Each report contributes to a growing real-time map of environmental hotspots, enabling communities, researchers, and policy-makers to respond to problems faster and smarter.
How we built it
We combined several technologies to bring EcoWatch to life:
Google Maps Platform for real-time geolocation, visualisation, and heatmapping
TensorFlow Lite + custom image classifier to recognise types of climate issues from photos
Supabase for storing user submissions and syncing updates across the app
React Native for a simple mobile-friendly front end
Node.js backend for processing, filtering, and reporting data
We trained our image classifier on a dataset of labelled environmental issues (trash, erosion, floods, smoke, tree cutting, etc.) and paired it with natural language processing to extract user comments.
Challenges we ran into
Dataset limitations: Finding and curating a diverse dataset of localised environmental issues was difficult.
AI accuracy: Training the model to distinguish similar scenes (e.g., erosion vs. construction sites) required multiple iterations.
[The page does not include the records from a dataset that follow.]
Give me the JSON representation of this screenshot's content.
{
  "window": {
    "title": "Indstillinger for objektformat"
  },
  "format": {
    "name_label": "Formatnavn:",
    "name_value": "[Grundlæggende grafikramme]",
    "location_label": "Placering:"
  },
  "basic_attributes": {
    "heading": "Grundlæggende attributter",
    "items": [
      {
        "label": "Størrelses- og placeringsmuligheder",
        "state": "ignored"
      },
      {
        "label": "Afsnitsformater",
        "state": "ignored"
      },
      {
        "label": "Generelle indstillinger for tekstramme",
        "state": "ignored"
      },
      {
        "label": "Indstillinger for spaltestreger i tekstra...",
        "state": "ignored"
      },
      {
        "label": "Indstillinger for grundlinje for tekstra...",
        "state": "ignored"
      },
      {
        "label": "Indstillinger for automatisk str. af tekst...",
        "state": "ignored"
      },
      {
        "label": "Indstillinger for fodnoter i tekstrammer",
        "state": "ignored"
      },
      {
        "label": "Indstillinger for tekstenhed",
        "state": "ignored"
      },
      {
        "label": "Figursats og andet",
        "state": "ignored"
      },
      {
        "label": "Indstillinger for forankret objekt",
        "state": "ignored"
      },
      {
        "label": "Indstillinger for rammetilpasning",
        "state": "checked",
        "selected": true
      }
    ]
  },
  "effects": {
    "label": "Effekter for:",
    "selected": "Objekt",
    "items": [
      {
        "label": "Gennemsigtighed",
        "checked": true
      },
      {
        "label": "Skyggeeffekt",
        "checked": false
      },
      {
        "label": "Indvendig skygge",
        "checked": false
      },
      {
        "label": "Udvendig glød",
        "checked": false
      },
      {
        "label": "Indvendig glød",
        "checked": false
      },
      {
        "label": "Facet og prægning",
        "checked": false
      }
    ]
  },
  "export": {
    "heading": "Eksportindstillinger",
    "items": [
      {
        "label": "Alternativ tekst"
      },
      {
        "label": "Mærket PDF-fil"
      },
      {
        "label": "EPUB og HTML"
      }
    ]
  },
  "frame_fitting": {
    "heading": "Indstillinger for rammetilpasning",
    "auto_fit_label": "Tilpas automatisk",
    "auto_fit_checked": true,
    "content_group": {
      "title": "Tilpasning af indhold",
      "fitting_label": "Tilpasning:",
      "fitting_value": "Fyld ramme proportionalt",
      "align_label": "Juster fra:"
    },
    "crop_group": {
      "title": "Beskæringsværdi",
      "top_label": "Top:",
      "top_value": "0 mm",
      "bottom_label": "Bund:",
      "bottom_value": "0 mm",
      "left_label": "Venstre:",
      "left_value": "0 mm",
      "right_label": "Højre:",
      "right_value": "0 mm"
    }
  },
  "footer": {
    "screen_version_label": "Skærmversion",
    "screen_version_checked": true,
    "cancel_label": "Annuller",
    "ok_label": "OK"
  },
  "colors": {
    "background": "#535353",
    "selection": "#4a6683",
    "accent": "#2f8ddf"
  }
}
Offline-first design: We wanted EcoWatch to work even with low connectivity, which required caching and background syncing.
Citizen usability: Striking a balance between simplicity and useful data collection was challenging—we didn’t want to overwhelm the user.
Accomplishments that we're proud of
Built a working MVP that detects climate issues from photos with over 80% accuracy. Integrated real-time Google Maps heatmaps based on live citizen submissions. Designed a lightweight reporting flow that even children or elders can use. Received positive feedback from environmental researchers during our early demo tests.
What we learned
People are willing to help if given the right tools. The barrier isn’t motivation—it’s usability. Local issues often go unnoticed by satellite or government monitoring, making citizen-led data incredibly powerful. Smart AI doesn’t replace people—it enhances their ability to contribute meaningfully.
What's next for EcoWatch Inspiration
Add community voting to validate reports and reduce spam. Partner with schools and local NGOs to promote climate reporting as an educational activity. Integrate government dashboards so policy-makers can act on verified reports. Expand our AI to detect temporal patterns (e.g., recurring floods or smog in certain areas). Launch a public API for researchers and journalists to access and analyse the data.